There were many Huguenots serving under the Kirkes, and the Huguenots, as we have seen, were bitterly hostile to the Jesuits. On the voyage to England Brebeuf, Noue, and Masse had to bear insult and harsh treatment from men of their own race, but of another faith. And they bore it bravely, confident that God in His good time would restore them to their chosen field of labour.

The vessels reached Plymouth on the 20th of November, to learn that the capture of Quebec had taken place in time of peace. The Convention of Susa had ended the war between France and England on April 24, 1629; thus the achievement of the Adventurers was wasted. Three years later, by the Treaty of St Germain-en-Laye, the Adventurers were forced not only to restore the posts captured in North America, but to pay a sum to the French for the property seized at Quebec.

Towards the end of November the missionaries, both Recollets and Jesuits, left the English fleet at Dover roads, and proceeded to their various colleges in France, patiently to await the time when they should be permitted to return to Canada.

CHAPTER V

THE RETURN TO HURONIA

After the Treaty of St Germain-en-Laye, which restored to France all the posts in America won by the Adventurers of Canada, the French king took steps to repossess Quebec. But, by way of compensation to the Caens for their losses in the war, Emery de Caen was commissioned to take over the post from the Kirkes and hold it for one year, with trading rights. Accordingly, in April 1632, Caen sailed from Honfleur; and he carried a dispatch under the seal of Charles I, king of England, addressed to Lewis Kirke at Quebec, commanding him to surrender the captured fort.

On the 5th of July the few French inhabitants at Quebec broke out into wild cries of joy as they saw Caen's ship approaching under full sail, at its peak the white flag sprinkled with golden lilies; and when they learned that the vessel brought two Jesuit fathers, their hearts swelled with inexpressible rapture. During the three years of English possession the Catholics had been without priests, and they hungered for their accustomed forms of worship. The priests now arriving were Paul Le Jeune, the new superior-general, and Anne de Noue, with a lay brother, Gilbert Burel. They hastened ashore; and were followed by the inhabitants to the home of the widow Hebert, the only substantial residence in the colony, where, in the ceremony of the Mass, they celebrated the renewal of the Canadian mission.

Quebec was in a sad condition. The English, knowing of the negotiations for its return to the French, had left the ground uncultivated and the buildings in ruins. The missionaries found the residence of Notre-Dame-des-Anges plundered and partly destroyed; but they went to work cheerfully to restore it, and before autumn it was quite habitable.
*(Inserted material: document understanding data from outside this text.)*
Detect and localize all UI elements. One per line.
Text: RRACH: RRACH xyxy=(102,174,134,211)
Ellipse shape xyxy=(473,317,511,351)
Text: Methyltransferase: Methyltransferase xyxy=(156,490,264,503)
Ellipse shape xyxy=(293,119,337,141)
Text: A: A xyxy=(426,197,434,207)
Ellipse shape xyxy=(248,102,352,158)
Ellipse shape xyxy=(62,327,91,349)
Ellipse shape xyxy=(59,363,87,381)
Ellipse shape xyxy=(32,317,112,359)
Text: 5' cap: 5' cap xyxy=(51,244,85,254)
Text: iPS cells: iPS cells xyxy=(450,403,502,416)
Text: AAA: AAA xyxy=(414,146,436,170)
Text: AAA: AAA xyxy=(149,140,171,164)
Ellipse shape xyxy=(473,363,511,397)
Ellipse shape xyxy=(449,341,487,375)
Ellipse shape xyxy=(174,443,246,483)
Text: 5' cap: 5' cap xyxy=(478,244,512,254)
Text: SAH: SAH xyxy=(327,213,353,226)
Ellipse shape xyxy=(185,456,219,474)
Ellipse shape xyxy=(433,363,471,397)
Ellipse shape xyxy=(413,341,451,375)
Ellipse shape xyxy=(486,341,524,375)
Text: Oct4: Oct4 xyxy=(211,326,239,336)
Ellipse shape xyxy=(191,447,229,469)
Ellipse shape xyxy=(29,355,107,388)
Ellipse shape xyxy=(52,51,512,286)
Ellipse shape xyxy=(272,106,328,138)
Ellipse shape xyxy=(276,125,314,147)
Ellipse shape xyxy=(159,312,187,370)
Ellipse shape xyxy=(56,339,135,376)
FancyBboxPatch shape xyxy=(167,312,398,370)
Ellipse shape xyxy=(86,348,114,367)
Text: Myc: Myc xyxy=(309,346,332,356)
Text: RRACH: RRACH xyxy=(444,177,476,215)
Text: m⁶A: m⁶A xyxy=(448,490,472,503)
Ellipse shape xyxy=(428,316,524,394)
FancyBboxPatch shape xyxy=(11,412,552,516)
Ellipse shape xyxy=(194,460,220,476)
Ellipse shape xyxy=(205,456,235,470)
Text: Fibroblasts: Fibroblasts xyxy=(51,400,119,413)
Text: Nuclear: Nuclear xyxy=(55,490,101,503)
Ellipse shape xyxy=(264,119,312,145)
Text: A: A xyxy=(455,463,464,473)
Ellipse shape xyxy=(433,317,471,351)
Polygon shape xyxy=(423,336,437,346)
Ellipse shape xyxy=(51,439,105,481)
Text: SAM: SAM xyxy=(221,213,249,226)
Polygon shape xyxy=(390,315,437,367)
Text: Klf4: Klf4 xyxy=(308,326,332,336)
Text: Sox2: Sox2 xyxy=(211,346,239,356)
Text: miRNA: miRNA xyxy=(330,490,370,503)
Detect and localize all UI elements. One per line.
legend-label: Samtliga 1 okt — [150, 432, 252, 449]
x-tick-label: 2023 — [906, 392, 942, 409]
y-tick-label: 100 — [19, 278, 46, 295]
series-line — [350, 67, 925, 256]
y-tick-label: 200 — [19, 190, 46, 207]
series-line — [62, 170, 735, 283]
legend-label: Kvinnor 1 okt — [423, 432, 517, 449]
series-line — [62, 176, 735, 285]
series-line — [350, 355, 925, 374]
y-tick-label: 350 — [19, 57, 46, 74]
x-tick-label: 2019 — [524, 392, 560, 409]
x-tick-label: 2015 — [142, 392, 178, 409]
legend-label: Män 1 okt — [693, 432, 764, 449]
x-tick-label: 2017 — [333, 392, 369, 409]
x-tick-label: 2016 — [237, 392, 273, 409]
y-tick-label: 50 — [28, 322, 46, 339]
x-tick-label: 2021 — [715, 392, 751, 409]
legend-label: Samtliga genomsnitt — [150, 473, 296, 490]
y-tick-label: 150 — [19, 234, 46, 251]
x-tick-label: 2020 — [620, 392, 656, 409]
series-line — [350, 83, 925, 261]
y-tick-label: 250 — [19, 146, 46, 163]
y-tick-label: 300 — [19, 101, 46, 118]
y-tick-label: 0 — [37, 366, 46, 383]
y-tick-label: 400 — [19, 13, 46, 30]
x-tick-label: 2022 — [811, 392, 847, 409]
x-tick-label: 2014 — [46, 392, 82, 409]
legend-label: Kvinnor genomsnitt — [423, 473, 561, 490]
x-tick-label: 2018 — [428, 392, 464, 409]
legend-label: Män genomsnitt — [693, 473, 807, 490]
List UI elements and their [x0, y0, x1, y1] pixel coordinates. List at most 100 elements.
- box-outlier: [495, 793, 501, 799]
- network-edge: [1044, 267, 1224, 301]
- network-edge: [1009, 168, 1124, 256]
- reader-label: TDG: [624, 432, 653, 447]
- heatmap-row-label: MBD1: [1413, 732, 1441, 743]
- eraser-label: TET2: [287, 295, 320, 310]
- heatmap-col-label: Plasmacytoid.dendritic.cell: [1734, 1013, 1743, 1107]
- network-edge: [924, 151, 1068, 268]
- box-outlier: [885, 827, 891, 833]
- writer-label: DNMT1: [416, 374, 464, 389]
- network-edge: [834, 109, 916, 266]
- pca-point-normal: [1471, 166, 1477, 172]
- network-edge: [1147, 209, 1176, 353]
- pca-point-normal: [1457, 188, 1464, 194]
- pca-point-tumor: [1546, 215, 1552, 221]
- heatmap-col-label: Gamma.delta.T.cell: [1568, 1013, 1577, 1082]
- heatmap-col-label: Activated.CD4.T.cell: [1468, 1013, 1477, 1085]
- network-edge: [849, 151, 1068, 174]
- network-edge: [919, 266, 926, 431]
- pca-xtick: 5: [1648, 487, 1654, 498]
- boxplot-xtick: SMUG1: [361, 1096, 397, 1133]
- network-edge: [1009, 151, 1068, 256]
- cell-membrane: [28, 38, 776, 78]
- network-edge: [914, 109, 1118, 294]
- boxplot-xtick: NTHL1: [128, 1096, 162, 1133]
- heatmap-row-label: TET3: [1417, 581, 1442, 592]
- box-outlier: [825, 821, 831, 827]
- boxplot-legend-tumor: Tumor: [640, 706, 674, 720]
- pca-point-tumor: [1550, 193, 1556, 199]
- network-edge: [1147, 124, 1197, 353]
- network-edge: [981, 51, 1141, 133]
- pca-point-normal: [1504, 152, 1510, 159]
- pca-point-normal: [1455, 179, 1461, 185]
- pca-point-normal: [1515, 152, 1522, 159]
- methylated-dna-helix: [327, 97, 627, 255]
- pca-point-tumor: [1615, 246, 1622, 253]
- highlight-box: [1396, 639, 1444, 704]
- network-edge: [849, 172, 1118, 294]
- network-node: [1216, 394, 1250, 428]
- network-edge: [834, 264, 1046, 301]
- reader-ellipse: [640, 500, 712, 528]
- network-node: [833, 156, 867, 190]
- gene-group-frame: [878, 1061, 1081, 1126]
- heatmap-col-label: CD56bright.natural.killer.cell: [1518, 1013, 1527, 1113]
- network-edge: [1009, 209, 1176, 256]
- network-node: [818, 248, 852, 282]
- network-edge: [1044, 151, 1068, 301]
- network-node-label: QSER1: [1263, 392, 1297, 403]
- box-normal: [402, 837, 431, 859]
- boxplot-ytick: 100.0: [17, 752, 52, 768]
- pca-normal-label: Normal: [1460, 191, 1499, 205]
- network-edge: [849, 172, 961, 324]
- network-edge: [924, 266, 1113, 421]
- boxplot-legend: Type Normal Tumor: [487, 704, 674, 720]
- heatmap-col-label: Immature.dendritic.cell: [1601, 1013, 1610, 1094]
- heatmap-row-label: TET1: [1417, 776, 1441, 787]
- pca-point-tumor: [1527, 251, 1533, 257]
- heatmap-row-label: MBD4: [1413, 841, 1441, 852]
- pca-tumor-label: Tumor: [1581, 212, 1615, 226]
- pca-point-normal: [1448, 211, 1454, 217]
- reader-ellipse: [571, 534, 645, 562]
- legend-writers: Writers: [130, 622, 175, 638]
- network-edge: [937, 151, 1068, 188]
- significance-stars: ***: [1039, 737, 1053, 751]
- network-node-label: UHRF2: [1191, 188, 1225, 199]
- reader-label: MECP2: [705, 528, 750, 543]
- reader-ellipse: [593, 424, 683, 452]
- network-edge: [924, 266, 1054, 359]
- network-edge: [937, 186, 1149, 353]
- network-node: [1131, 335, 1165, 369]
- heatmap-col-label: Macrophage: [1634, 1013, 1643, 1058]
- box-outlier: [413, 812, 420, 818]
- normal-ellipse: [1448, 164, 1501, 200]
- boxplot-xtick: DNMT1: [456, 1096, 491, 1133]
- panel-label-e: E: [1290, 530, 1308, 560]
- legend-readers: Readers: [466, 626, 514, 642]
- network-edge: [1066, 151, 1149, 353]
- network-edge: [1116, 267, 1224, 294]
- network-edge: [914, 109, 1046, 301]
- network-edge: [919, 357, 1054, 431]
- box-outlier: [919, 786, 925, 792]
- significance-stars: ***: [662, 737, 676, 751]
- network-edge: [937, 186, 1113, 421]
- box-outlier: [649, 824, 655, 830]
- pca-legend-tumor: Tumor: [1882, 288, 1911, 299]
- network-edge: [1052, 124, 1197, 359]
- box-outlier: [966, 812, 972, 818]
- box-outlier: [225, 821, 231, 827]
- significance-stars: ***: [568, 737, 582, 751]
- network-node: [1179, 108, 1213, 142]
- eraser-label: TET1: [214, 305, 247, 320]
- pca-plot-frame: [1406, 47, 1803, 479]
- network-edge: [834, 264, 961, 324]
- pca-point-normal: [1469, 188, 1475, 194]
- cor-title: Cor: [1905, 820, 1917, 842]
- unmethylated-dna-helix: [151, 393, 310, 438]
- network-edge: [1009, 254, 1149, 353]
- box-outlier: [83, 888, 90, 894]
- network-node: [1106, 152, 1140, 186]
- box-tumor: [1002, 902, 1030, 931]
Meanwhile Le Jeune had begun his labours tentatively as a teacher. His pupils were an Indian lad and a little negro, the latter a present from the English to Madame Hebert. The class grew larger; during the winter a score of children answered the call of Le Jeune's bell, and sat at his feet learning the Credo, the Ave, and the Paternoster, which he had translated into Algonquin rhymes. In order to learn the Indian language Le Jeune was himself a pupil, his teacher a Montagnais named Pierre, a worthless wretch who had been in France and had learned some French. Le Jeune passed the winter of 1632-33 in teaching, studying, and ministering to the inhabitants at the trading-post. Save for a short period, he had the companionship of Noue, a devoted missionary, eager to play his part in the field, but, as we have seen, without the necessary vigour of mind or body. Though Noue had failed in Huronia, he thought he might succeed on the St Lawrence. And in the autumn, just as the first snows were beginning to whiten the ground, when a band of friendly Montagnais, encamped near the residence, invited him to their wintering grounds, he bade farewell to Le Jeune and vanished with the Indians into the northern forest. But the rigours of the wigwams were too much for him, and after three weeks he returned to Notre-Dame- des-Anges in an exhausted condition.

In the meantime the Hundred Associates were getting ready to enter into the enjoyment of their Canadian domain, but now without the hopeful ardour and exalted purpose which had characterized their first ill-fated expedition. The guiding hand in the revival of the colony, under the feudal suzerainty of Richelieu's company, was Champlain. He was appointed on March 1, 1633, lieutenant-general in New France, 'with jurisdiction throughout all the extent of the St Lawrence and other rivers.' Twenty-three days later he sailed from Dieppe with three armed ships, the St Pierre, the St Jean, and the Don de Dieu. These ships carried two hundred persons, among them the Jesuit fathers Jean de Brebeuf and Ennemond Masse. At Cape Breton they were joined by two more Jesuits, Antoine Daniel and Ambroise Davost, who had gone there the year before.

There were no Recollets in the company, for, greatly to their disappointment, the Recollets were now barred from the colony. For this the Jesuits have been unjustly blamed. It was, however, wholly due to the policy of the Hundred Associates. At one of their meetings Jean de Lauzon, the president, afterwards a governor of New France, formally protested against the return of the Recollets. The Associates desired to economize, and did not wish to support two religious orders in the colony; and so the mendicant Recollets were excluded.